Cette conclusion pessimiste quant aux possibilités de réformes démocratiques n’incluant pas en leur cœur la violence mise au jour par Sade conduira Bataille à créer, d’abord, le groupe politique Contre-Attaque, puis à mettre en œuvre le Collège de sociologie (destiné à étudier l’incidence de cette violence dans la société humaine), et enfin la communauté secrète d’Acéphale (destinée à expérimenter l’idée même d’une société capable de faire une place à cette violence sadique, sans que celle-ci implique la présence d’un chef, d’un Führer).
Bataille « sur-fasciste » ?
Cette exploration des dimensions violentes, mythologiques et sacrées de la politique — que ce soit théoriquement au Collège de sociologie, rituellement avec Acéphale, ou encore à travers la célébration de la violence révolutionnaire avec Contre-Attaque — vaudra toutefois à Bataille, il faut le souligner, de lourdes condamnations de la part des tenants d’une gauche plus réformiste. Breton — encore lui ! — traitera cette fois la position défendue par Bataille de « sur-fascisme ».

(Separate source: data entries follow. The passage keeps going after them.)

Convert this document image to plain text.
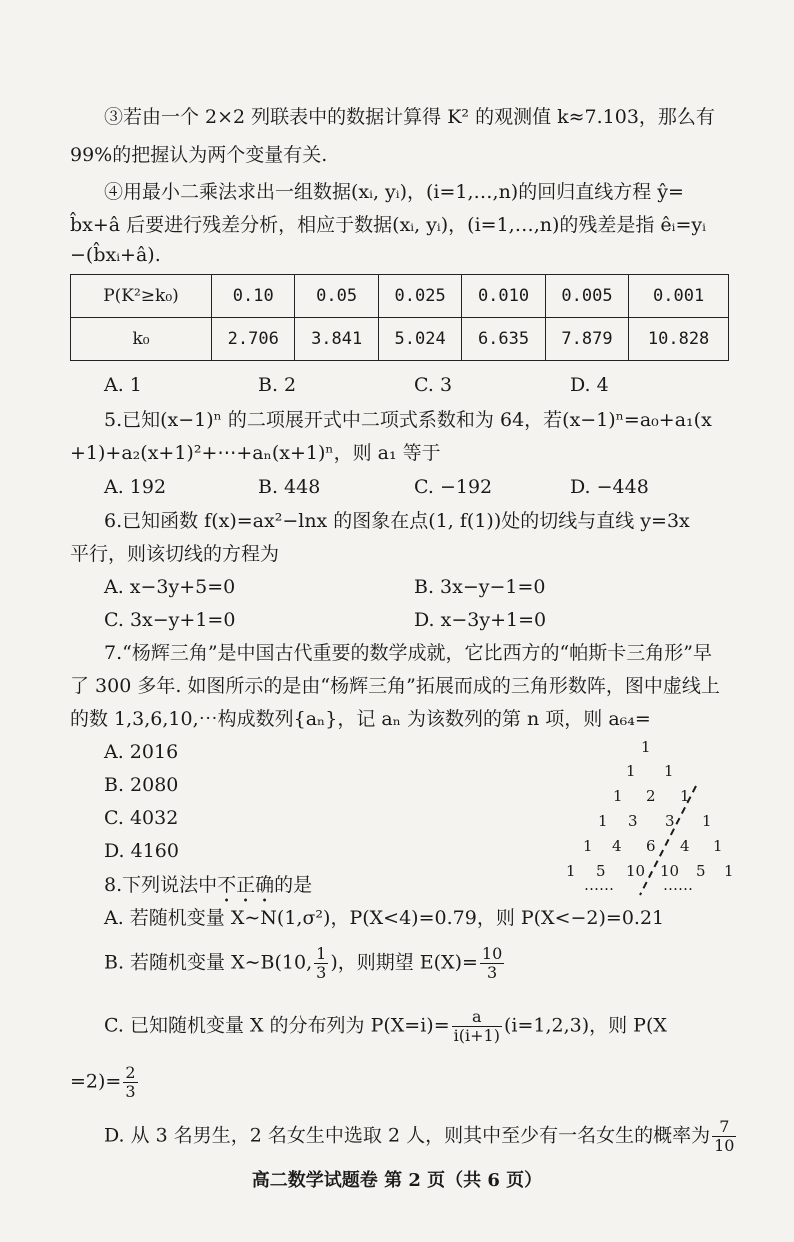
③若由一个 2×2 列联表中的数据计算得 K² 的观测值 k≈7.103，那么有
99%的把握认为两个变量有关.
④用最小二乘法求出一组数据(xᵢ, yᵢ)，(i=1,…,n)的回归直线方程 ŷ=
b̂x+â 后要进行残差分析，相应于数据(xᵢ, yᵢ)，(i=1,…,n)的残差是指 êᵢ=yᵢ
−(b̂xᵢ+â).
P(K²≥k₀)	0.10	0.05	0.025	0.010	0.005	0.001
k₀	2.706	3.841	5.024	6.635	7.879	10.828
A. 1	B. 2	C. 3	D. 4
5.已知(x−1)ⁿ 的二项展开式中二项式系数和为 64，若(x−1)ⁿ=a₀+a₁(x
+1)+a₂(x+1)²+⋯+aₙ(x+1)ⁿ，则 a₁ 等于
A. 192	B. 448	C. −192	D. −448
6.已知函数 f(x)=ax²−lnx 的图象在点(1, f(1))处的切线与直线 y=3x
平行，则该切线的方程为
A. x−3y+5=0	B. 3x−y−1=0
C. 3x−y+1=0	D. x−3y+1=0
7.“杨辉三角”是中国古代重要的数学成就，它比西方的“帕斯卡三角形”早
了 300 多年. 如图所示的是由“杨辉三角”拓展而成的三角形数阵，图中虚线上
的数 1,3,6,10,⋯构成数列{aₙ}，记 aₙ 为该数列的第 n 项，则 a₆₄=
A. 2016
B. 2080
C. 4032
D. 4160
1
1 1
1 2 1
1 3 3 1
1 4 6 4 1
1 5 10 10 5 1
……	……
8.下列说法中不正确的是
A. 若随机变量 X∼N(1,σ²)，P(X<4)=0.79，则 P(X<−2)=0.21
B. 若随机变量 X∼B(10, $\frac{1}{3}$ )，则期望 $E(X)= \frac{10}{3}$
C. 已知随机变量 X 的分布列为 $P(X=i)= \frac{a}{i(i+1)} (i=1,2,3)$，则 P(X
$=2)= \frac{2}{3}$
D. 从 3 名男生，2 名女生中选取 2 人，则其中至少有一名女生的概率为 $\frac{7}{10}$
高二数学试题卷 第 2 页（共 6 页）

Une telle accusation, toutefois, ne fait pas justice à la véritable intention de Bataille. Au contraire, je voudrais plutôt ici tenter d'offrir une réparation à Bataille, qui fut le premier, je crois, en écrivant La structure psychologique du fascisme, à vouloir se confronter à la question de la cruauté, de la violence et du sadisme sans le recours d’aucun alibi, comme l’écrit Derrida dans Résistances de la psychanalyse. Ce faisant, Bataille fut le premier à user des outils de la psychanalyse pour penser, ce sera mon hypothèse de lecture, la pureté éclatante du sadisme :
« La psychanalyse serait le nom de ce qui, sans alibi théologique ou autre, se tournerait vers ce que la cruauté psychique a de plus propre. [...] Si c'était possible, ce serait en tout cas ce sans quoi on ne pourrait plus envisager sérieusement quelque chose comme une cruauté psychique. » (Etats d’âme de la psychanalyse, 12)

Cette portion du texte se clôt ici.